A settant’anni di distanza, questa pellicola in bianco e nero resta una pietra miliare nell’immaginario sul nostro centro storico, con il suo catalogo di scorci caratteristici: dalle chiese (San Francesco, Santa Maria dei Servi) alle Piazze (Mercanzia, Porta Ravegnana, Galvani, Malpighi, Minghetti, Roosevelt), dalla Scalinata del Pincio al parco della Montagnola, dallo stadio Comunale alla Stazione Centrale, dai giardini Margherita alle vie con i loro portici (Broccaindosso, Castiglione, Indipendenza, Farini, Rizzoli, Santo Stefano, Saragozza, Ugo Bassi e Zamboni).
Il soggetto di Luciano Vincenzoni, sceneggiato da Mario Bonnard, Fabrizi e Ruggero Maccari, imbastisce l’esile filo di una bonaria commedia all’italiana, fatta di equivoci e buoni sentimenti, tensioni e riappacificazioni, con immancabile lieto fine.
Orgoglioso conducente di tram, Cesare Mancini (Fabrizi) è nato a Roma e si è trasferito a Bologna per amore, ma ancora vive in casa di una suocera convinta che sua figlia meritasse di meglio.
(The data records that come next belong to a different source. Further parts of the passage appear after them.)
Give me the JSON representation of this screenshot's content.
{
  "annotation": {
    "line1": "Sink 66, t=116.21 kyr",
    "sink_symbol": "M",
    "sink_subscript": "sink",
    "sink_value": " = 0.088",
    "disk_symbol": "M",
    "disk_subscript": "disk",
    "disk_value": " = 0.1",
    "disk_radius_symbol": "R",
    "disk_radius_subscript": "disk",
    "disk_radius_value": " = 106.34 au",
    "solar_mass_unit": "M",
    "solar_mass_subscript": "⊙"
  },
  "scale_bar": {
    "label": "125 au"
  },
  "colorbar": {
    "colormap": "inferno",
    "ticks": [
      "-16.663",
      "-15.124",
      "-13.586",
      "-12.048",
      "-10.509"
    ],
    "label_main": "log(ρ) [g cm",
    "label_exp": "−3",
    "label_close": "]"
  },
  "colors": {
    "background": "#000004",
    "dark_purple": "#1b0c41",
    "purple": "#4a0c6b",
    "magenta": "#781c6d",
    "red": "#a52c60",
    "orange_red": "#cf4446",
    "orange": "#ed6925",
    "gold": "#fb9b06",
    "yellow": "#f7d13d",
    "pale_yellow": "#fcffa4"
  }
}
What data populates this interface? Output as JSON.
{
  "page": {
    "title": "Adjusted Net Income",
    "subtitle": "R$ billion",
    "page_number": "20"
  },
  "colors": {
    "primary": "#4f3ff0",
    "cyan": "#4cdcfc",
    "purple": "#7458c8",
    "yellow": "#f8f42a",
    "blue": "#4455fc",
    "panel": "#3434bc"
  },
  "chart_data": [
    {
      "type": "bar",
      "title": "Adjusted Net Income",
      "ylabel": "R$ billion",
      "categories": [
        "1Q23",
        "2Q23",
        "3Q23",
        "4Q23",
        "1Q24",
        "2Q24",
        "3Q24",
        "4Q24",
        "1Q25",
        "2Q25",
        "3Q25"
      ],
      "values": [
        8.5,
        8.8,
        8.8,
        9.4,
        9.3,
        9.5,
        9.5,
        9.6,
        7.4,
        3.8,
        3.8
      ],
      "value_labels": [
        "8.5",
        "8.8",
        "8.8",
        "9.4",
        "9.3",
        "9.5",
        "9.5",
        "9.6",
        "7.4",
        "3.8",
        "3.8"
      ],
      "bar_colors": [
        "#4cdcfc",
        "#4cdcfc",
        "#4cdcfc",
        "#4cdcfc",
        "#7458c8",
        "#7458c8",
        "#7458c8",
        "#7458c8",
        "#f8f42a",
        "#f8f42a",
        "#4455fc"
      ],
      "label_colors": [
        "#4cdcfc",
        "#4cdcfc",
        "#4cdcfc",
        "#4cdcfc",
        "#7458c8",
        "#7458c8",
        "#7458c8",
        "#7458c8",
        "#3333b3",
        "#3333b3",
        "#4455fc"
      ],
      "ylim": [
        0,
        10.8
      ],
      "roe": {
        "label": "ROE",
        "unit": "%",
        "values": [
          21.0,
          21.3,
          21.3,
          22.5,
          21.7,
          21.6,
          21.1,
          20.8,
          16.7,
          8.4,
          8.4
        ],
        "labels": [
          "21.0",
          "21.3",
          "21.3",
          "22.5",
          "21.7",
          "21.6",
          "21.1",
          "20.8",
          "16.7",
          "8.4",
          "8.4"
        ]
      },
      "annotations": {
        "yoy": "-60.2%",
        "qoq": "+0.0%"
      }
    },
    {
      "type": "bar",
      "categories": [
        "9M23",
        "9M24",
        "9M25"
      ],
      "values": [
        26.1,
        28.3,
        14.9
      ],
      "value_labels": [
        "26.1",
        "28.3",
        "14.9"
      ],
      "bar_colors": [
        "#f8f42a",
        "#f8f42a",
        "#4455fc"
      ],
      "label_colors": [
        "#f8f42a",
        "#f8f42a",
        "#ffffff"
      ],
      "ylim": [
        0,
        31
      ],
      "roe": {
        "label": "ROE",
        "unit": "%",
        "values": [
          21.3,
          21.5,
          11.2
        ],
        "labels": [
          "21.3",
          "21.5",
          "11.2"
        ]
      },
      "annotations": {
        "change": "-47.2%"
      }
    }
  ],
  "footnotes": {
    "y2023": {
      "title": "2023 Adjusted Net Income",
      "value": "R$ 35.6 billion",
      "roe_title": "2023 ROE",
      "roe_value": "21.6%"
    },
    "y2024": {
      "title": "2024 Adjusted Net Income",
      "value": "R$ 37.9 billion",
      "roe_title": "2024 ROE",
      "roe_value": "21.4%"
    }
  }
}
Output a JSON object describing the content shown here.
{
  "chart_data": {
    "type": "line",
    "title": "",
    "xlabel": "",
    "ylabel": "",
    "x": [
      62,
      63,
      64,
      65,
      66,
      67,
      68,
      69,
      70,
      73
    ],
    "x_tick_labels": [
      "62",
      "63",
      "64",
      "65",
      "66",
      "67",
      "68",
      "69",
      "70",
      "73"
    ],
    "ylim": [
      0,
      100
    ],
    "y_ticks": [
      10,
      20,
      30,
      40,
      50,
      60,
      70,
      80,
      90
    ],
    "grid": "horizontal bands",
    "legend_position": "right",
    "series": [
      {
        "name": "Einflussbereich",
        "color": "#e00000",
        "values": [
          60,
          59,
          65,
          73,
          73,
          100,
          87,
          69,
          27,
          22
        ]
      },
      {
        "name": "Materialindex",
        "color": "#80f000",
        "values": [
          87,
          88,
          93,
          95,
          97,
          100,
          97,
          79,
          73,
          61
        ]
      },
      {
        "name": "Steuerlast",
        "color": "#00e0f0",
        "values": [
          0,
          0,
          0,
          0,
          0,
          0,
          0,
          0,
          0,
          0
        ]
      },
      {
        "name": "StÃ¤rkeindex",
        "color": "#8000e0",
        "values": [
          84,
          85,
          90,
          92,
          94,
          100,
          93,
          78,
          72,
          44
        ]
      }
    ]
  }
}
Cesare ha la passione delle bocce, gioca in coppia con il suo bigliettaio (Carlo Campanini) ma, proprio per le continue umiliazioni a bocce, il suo capo (il corpulento spagnolo Juan de Landa, già apparso in Ossessione), sembra averlo preso di mira. I Mancini hanno una figlia in età da marito (Lucia Banti) e si avvicina la serata in cui l’Azienda tranviaria premierà la sua “reginetta”: le concorrenti dovranno mostrare di saper cucire, stirare e fare le tagliatelle.
È l’orgoglio a far sì che Cesare nasconda alla famiglia il suo declassamento a bigliettaio, frutto di un provvedimento disciplinare. Sul tram “rubato”, l’atmosfera mi ha fatto pensare a Miracolo a Milano.